The solution was to replace function Getopts (belongs to getopts.pl) with function GetOptions (belongs to Getopt::Long perl module). Call to Getopts is relatively very different than GetOptions. Though the purpose remains very similar. We can say it is the extended version of Getopts.
Basically, the purpose of GetOptions() is to parse the command line parameters. It also checks the type of arguments. It returns true or false depending on arguments processed successfully or not.

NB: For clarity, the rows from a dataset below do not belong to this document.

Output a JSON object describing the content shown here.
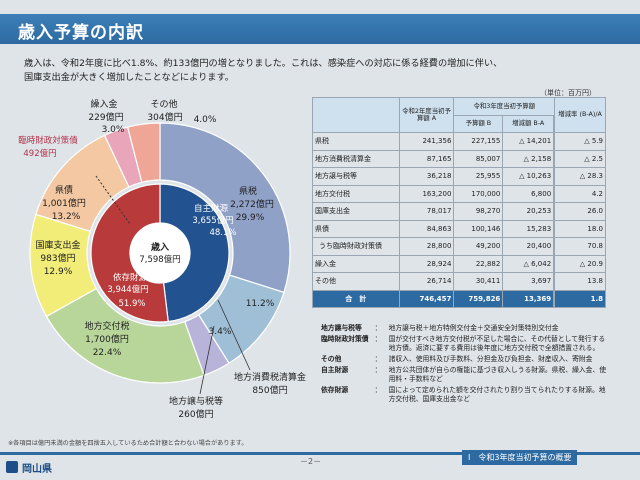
{
  "header": {
    "title": "歳入予算の内訳"
  },
  "intro": [
    "歳入は、令和2年度に比べ1.8%、約133億円の増となりました。これは、感染症への対応に係る経費の増加に伴い、",
    "国庫支出金が大きく増加したことなどによります。"
  ],
  "unit": "（単位：百万円）",
  "chart_data": {
    "type": "pie",
    "title": "",
    "center": {
      "label": "歳入",
      "value": "7,598億円"
    },
    "slices": [
      {
        "name": "県税",
        "amount": "2,272億円",
        "percent": "29.9%",
        "value": 29.9,
        "color": "#8fa1c6"
      },
      {
        "name": "地方消費税清算金",
        "amount": "850億円",
        "percent": "11.2%",
        "value": 11.2,
        "color": "#9fbfd6"
      },
      {
        "name": "地方譲与税等",
        "amount": "260億円",
        "percent": "3.4%",
        "value": 3.4,
        "color": "#b8b3d8"
      },
      {
        "name": "地方交付税",
        "amount": "1,700億円",
        "percent": "22.4%",
        "value": 22.4,
        "color": "#b9d69a"
      },
      {
        "name": "国庫支出金",
        "amount": "983億円",
        "percent": "12.9%",
        "value": 12.9,
        "color": "#f2ec78"
      },
      {
        "name": "県債",
        "amount": "1,001億円",
        "percent": "13.2%",
        "value": 13.2,
        "color": "#f3c8a3"
      },
      {
        "name": "繰入金",
        "amount": "229億円",
        "percent": "3.0%",
        "value": 3.0,
        "color": "#e9a5b9"
      },
      {
        "name": "その他",
        "amount": "304億円",
        "percent": "4.0%",
        "value": 4.0,
        "color": "#f0a696"
      }
    ],
    "inner": [
      {
        "name": "自主財源",
        "amount": "3,655億円",
        "percent": "48.1%",
        "value": 48.1,
        "color": "#22528f"
      },
      {
        "name": "依存財源",
        "amount": "3,944億円",
        "percent": "51.9%",
        "value": 51.9,
        "color": "#b83a3a"
      }
    ],
    "sub_label": {
      "name": "臨時財政対策債",
      "amount": "492億円"
    }
  },
  "table": {
    "headers": {
      "item": "",
      "r2": "令和2年度当初予算額 A",
      "r3": "令和3年度当初予算額",
      "r3_amount": "予算額 B",
      "diff": "増減額 B-A",
      "rate": "増減率 (B-A)/A"
    },
    "rows": [
      {
        "name": "県税",
        "a": "241,356",
        "b": "227,155",
        "d": "△ 14,201",
        "r": "△ 5.9"
      },
      {
        "name": "地方消費税清算金",
        "a": "87,165",
        "b": "85,007",
        "d": "△ 2,158",
        "r": "△ 2.5"
      },
      {
        "name": "地方譲与税等",
        "a": "36,218",
        "b": "25,955",
        "d": "△ 10,263",
        "r": "△ 28.3"
      },
      {
        "name": "地方交付税",
        "a": "163,200",
        "b": "170,000",
        "d": "6,800",
        "r": "4.2"
      },
      {
        "name": "国庫支出金",
        "a": "78,017",
        "b": "98,270",
        "d": "20,253",
        "r": "26.0"
      },
      {
        "name": "県債",
        "a": "84,863",
        "b": "100,146",
        "d": "15,283",
        "r": "18.0"
      },
      {
        "name": "うち臨時財政対策債",
        "a": "28,800",
        "b": "49,200",
        "d": "20,400",
        "r": "70.8"
      },
      {
        "name": "繰入金",
        "a": "28,924",
        "b": "22,882",
        "d": "△ 6,042",
        "r": "△ 20.9"
      },
      {
        "name": "その他",
        "a": "26,714",
        "b": "30,411",
        "d": "3,697",
        "r": "13.8"
      }
    ],
    "total": {
      "name": "合　計",
      "a": "746,457",
      "b": "759,826",
      "d": "13,369",
      "r": "1.8"
    }
  },
  "definitions": [
    {
      "term": "地方譲与税等",
      "desc": "地方譲与税＋地方特例交付金＋交通安全対策特別交付金"
    },
    {
      "term": "臨時財政対策債",
      "desc": "国が交付すべき地方交付税が不足した場合に、その代替として発行する地方債。返済に要する費用は後年度に地方交付税で全額措置される。"
    },
    {
      "term": "その他",
      "desc": "諸収入、使用料及び手数料、分担金及び負担金、財産収入、寄附金"
    },
    {
      "term": "自主財源",
      "desc": "地方公共団体が自らの権能に基づき収入しうる財源。県税、繰入金、使用料・手数料など"
    },
    {
      "term": "依存財源",
      "desc": "国によって定められた額を交付されたり割り当てられたりする財源。地方交付税、国庫支出金など"
    }
  ],
  "note": "※各項目は億円未満の金額を四捨五入しているため合計額と合わない場合があります。",
  "footer": {
    "page": "－2－",
    "section": "Ⅰ　令和3年度当初予算の概要",
    "prefecture": "岡山県"
  }
}
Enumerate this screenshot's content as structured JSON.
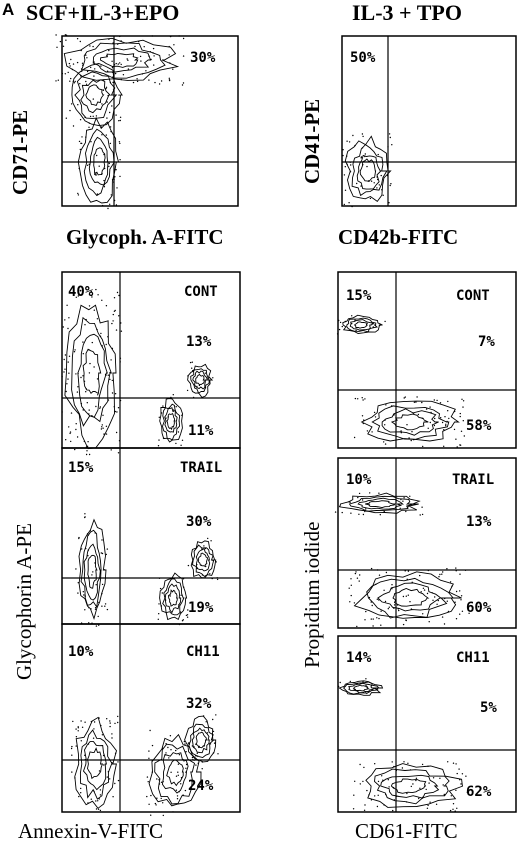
{
  "figure": {
    "panel_letter": "A",
    "left_title": "SCF+IL-3+EPO",
    "right_title": "IL-3 + TPO"
  },
  "top_row": {
    "left": {
      "ylabel": "CD71-PE",
      "xlabel": "Glycoph. A-FITC",
      "quadrant_label": "30%"
    },
    "right": {
      "ylabel": "CD41-PE",
      "xlabel": "CD42b-FITC",
      "quadrant_label": "50%"
    }
  },
  "bottom_left": {
    "ylabel": "Glycophorin A-PE",
    "xlabel": "Annexin-V-FITC",
    "panels": [
      {
        "condition": "CONT",
        "upper_left": "40%",
        "upper_right": "13%",
        "lower_right": "11%"
      },
      {
        "condition": "TRAIL",
        "upper_left": "15%",
        "upper_right": "30%",
        "lower_right": "19%"
      },
      {
        "condition": "CH11",
        "upper_left": "10%",
        "upper_right": "32%",
        "lower_right": "24%"
      }
    ]
  },
  "bottom_right": {
    "ylabel": "Propidium iodide",
    "xlabel": "CD61-FITC",
    "panels": [
      {
        "condition": "CONT",
        "upper_left": "15%",
        "upper_right": "7%",
        "lower_right": "58%"
      },
      {
        "condition": "TRAIL",
        "upper_left": "10%",
        "upper_right": "13%",
        "lower_right": "60%"
      },
      {
        "condition": "CH11",
        "upper_left": "14%",
        "upper_right": "5%",
        "lower_right": "62%"
      }
    ]
  },
  "chart_data": [
    {
      "type": "scatter",
      "title": "SCF+IL-3+EPO",
      "xlabel": "Glycoph. A-FITC",
      "ylabel": "CD71-PE",
      "quadrants": {
        "upper_right": 30
      }
    },
    {
      "type": "scatter",
      "title": "IL-3 + TPO",
      "xlabel": "CD42b-FITC",
      "ylabel": "CD41-PE",
      "quadrants": {
        "upper_left": 50
      }
    },
    {
      "type": "scatter",
      "xlabel": "Annexin-V-FITC",
      "ylabel": "Glycophorin A-PE",
      "condition": "CONT",
      "quadrants": {
        "upper_left": 40,
        "upper_right": 13,
        "lower_right": 11
      }
    },
    {
      "type": "scatter",
      "xlabel": "Annexin-V-FITC",
      "ylabel": "Glycophorin A-PE",
      "condition": "TRAIL",
      "quadrants": {
        "upper_left": 15,
        "upper_right": 30,
        "lower_right": 19
      }
    },
    {
      "type": "scatter",
      "xlabel": "Annexin-V-FITC",
      "ylabel": "Glycophorin A-PE",
      "condition": "CH11",
      "quadrants": {
        "upper_left": 10,
        "upper_right": 32,
        "lower_right": 24
      }
    },
    {
      "type": "scatter",
      "xlabel": "CD61-FITC",
      "ylabel": "Propidium iodide",
      "condition": "CONT",
      "quadrants": {
        "upper_left": 15,
        "upper_right": 7,
        "lower_right": 58
      }
    },
    {
      "type": "scatter",
      "xlabel": "CD61-FITC",
      "ylabel": "Propidium iodide",
      "condition": "TRAIL",
      "quadrants": {
        "upper_left": 10,
        "upper_right": 13,
        "lower_right": 60
      }
    },
    {
      "type": "scatter",
      "xlabel": "CD61-FITC",
      "ylabel": "Propidium iodide",
      "condition": "CH11",
      "quadrants": {
        "upper_left": 14,
        "upper_right": 5,
        "lower_right": 62
      }
    }
  ]
}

Here is the example how I used it in my test automation ::
Files :: 1. Test.sh 2. Customer.pl
Calling my perl script (Customer.pl) in my Shell script (Test.sh):: perl Customer.pl -u 100 -f Customer.ldif
Parsing Arguments in Customer.pl (argument -u and -f)::
#Loading the module
#set up local defaults
my $Number_Users = 1;
$Output_File = “output.ldif”;
#no values options, True if present in the argument list else false
$Verbose = 0;
$Append = 0;
#Assigning the actual values by parsing the arguments in call
GetOptions(‘u=i’ => \$Number_Users,
‘f=s’ => \$Output_File,
‘verbose’ => \$Verbose,
‘Append’ => \$Append,
So now I have the values Number_Users=100 and Output_File=Customer.ldif. Here meaning of i in ‘u=i’ is that the argument value of option -u must be an integer and meaning of s in ‘f=s’ is argument value of option -f must be a string.